PARIS – French retail group Vivarte said it is to offload its Spanish shoe chain Merkal and review the store network for its La Halle retail banner, “depending on the placement and profitability of outlets,” as part of its debt-restructuring strategy.

The proposed moves are part of a five-year recovery plan presented by the ailing French retail concern to its group committee on Wednesday. The strategy, according to a company statement, is hooked on three main axes: brand development, the digitalization of the group’s activities and international expansion.

This applies to Vivarte’s two areas of activity: centrally located stores, such as Caroll, Naf Naf, Minelli, San Marina and André, and retail operations positioned in France’s suburbs, including Besson and the La Halle clothing and footwear stores. The latter will possibly merge under one roof, focusing on the low-end segment “to appeal to the brand’s core family-oriented clientele,” the group said.

As reported, Vivarte recently appointed Hélène Bourbouloux as the ad hoc agent to renegotiate its debt of 1.5 billion euros, or $1.67 billion at current exchange, according to a spokesman for the company’s management, who asked not to be named.

Also among its latest management changes, the group in February tapped seasoned retail executive Stéphane Maquaire as chief executive officer, succeeding Richard Simonin.

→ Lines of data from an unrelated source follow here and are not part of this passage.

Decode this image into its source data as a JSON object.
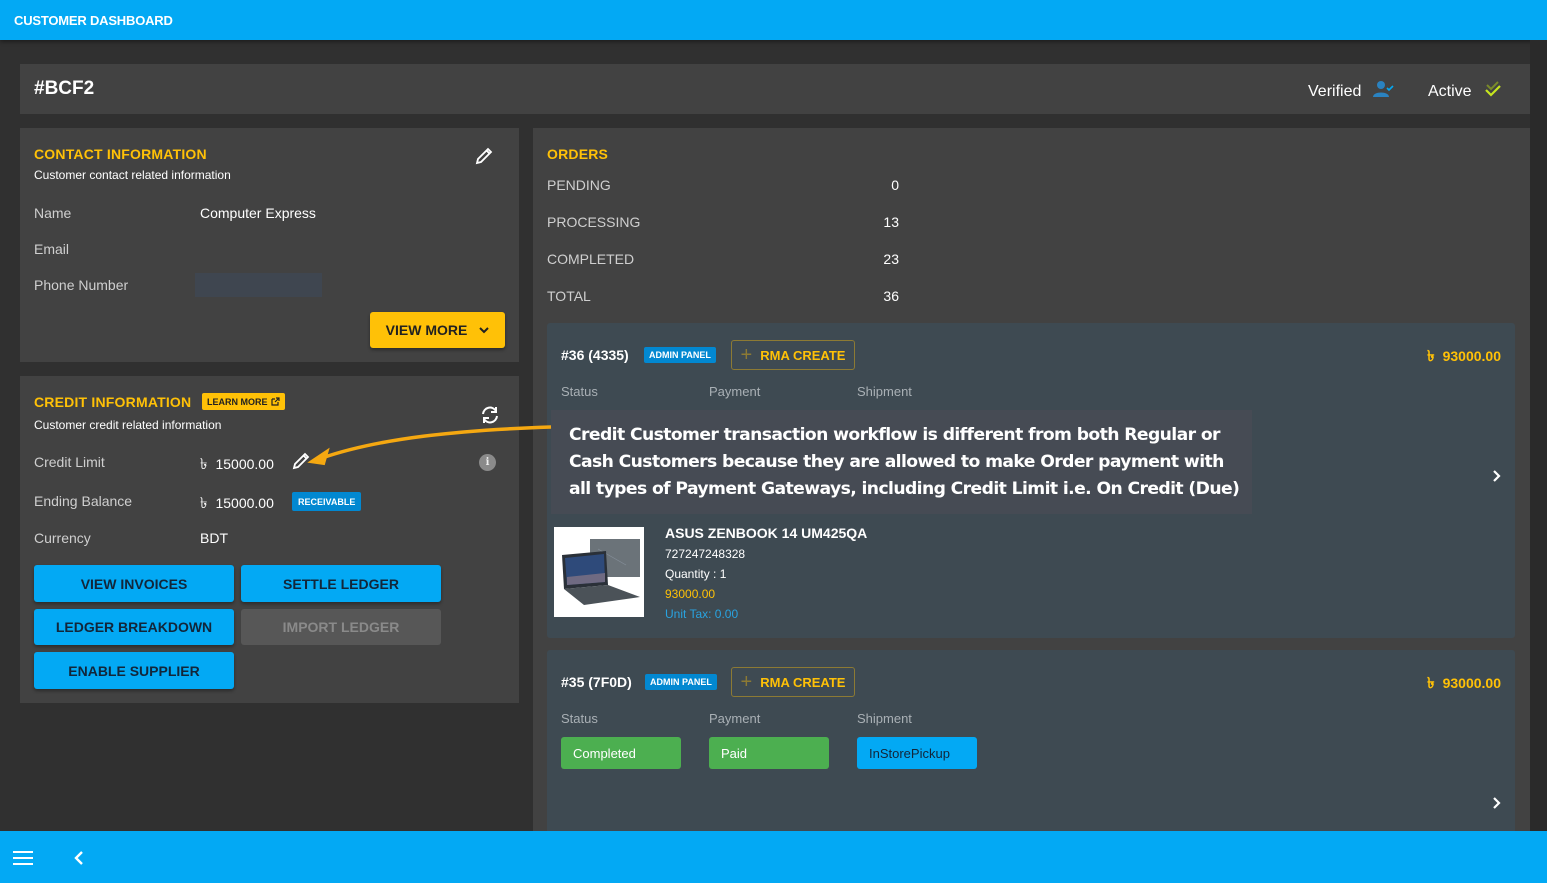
{
  "app": {
    "title": "CUSTOMER DASHBOARD"
  },
  "customer": {
    "id": "#BCF2",
    "verified_label": "Verified",
    "active_label": "Active"
  },
  "contact": {
    "title": "CONTACT INFORMATION",
    "subtitle": "Customer contact related information",
    "fields": [
      {
        "label": "Name",
        "value": "Computer Express"
      },
      {
        "label": "Email",
        "value": ""
      },
      {
        "label": "Phone Number",
        "value": ""
      }
    ],
    "view_more_label": "VIEW MORE"
  },
  "credit": {
    "title": "CREDIT INFORMATION",
    "learn_more_label": "LEARN MORE",
    "subtitle": "Customer credit related information",
    "currency_symbol": "৳",
    "credit_limit_label": "Credit Limit",
    "credit_limit_value": "15000.00",
    "ending_balance_label": "Ending Balance",
    "ending_balance_value": "15000.00",
    "ending_balance_badge": "RECEIVABLE",
    "currency_label": "Currency",
    "currency_value": "BDT",
    "buttons": {
      "view_invoices": "VIEW INVOICES",
      "settle_ledger": "SETTLE LEDGER",
      "ledger_breakdown": "LEDGER BREAKDOWN",
      "import_ledger": "IMPORT LEDGER",
      "enable_supplier": "ENABLE SUPPLIER"
    }
  },
  "orders": {
    "title": "ORDERS",
    "summary": [
      {
        "label": "PENDING",
        "count": "0"
      },
      {
        "label": "PROCESSING",
        "count": "13"
      },
      {
        "label": "COMPLETED",
        "count": "23"
      },
      {
        "label": "TOTAL",
        "count": "36"
      }
    ],
    "column_labels": {
      "status": "Status",
      "payment": "Payment",
      "shipment": "Shipment"
    },
    "list": [
      {
        "id": "#36 (4335)",
        "source_badge": "ADMIN PANEL",
        "rma_label": "RMA CREATE",
        "amount": "93000.00",
        "status": "",
        "payment": "",
        "shipment": "",
        "item": {
          "name": "ASUS ZENBOOK 14 UM425QA",
          "sku": "727247248328",
          "quantity": "Quantity : 1",
          "price": "93000.00",
          "unit_tax": "Unit Tax: 0.00"
        }
      },
      {
        "id": "#35 (7F0D)",
        "source_badge": "ADMIN PANEL",
        "rma_label": "RMA CREATE",
        "amount": "93000.00",
        "status": "Completed",
        "payment": "Paid",
        "shipment": "InStorePickup"
      }
    ]
  },
  "annotation": {
    "text": "Credit Customer transaction workflow is different from both Regular or Cash Customers because they are allowed to make Order payment with all types of Payment Gateways, including Credit Limit i.e. On Credit (Due)"
  },
  "colors": {
    "primary": "#03a9f4",
    "accent": "#ffc107",
    "success": "#4caf50",
    "badge_blue": "#0288d1",
    "panel": "#424242",
    "background": "#303030"
  }
}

Vivarte, which employs around 17,000 people in France, said it aims to implement the plan in a “responsible manner” in order to “limit the impact on jobs,” privileging takeovers. Vivarte set the estimated budget for the five-year strategy, which will involve the reviewing of platforms and modernization of stores, at 500 million euros, or $557.9 million.

According to reports, the moves will involve the shedding of around 100 of the group’s 680 La Halle aux Chaussures shoe stores. Battered by a volatile retail climate, Vivarte, whose cradle of more than 20 brands and retail banners also includes Kookaï and Chevignon for fashion and the footwear names Mosquitos and Pataugas, in 2015 was forced to lay off 1,481 employees at its various chains.

Vivarte’s creditors agreed in 2014 to cut its debt by 2 billion euros, or $2.5 billion at average exchange, and inject 500 million euros, or $634 million, of new money. In exchange, majority ownership of the group switched from Charterhouse Capital Partners to a group of lenders led by four funds: Oaktree, Alcentra, GoldenTree and Babson. According to a spokeswoman, the firm has since undergone a change in its ownership structure, with GLG Partners replacing GoldenTree.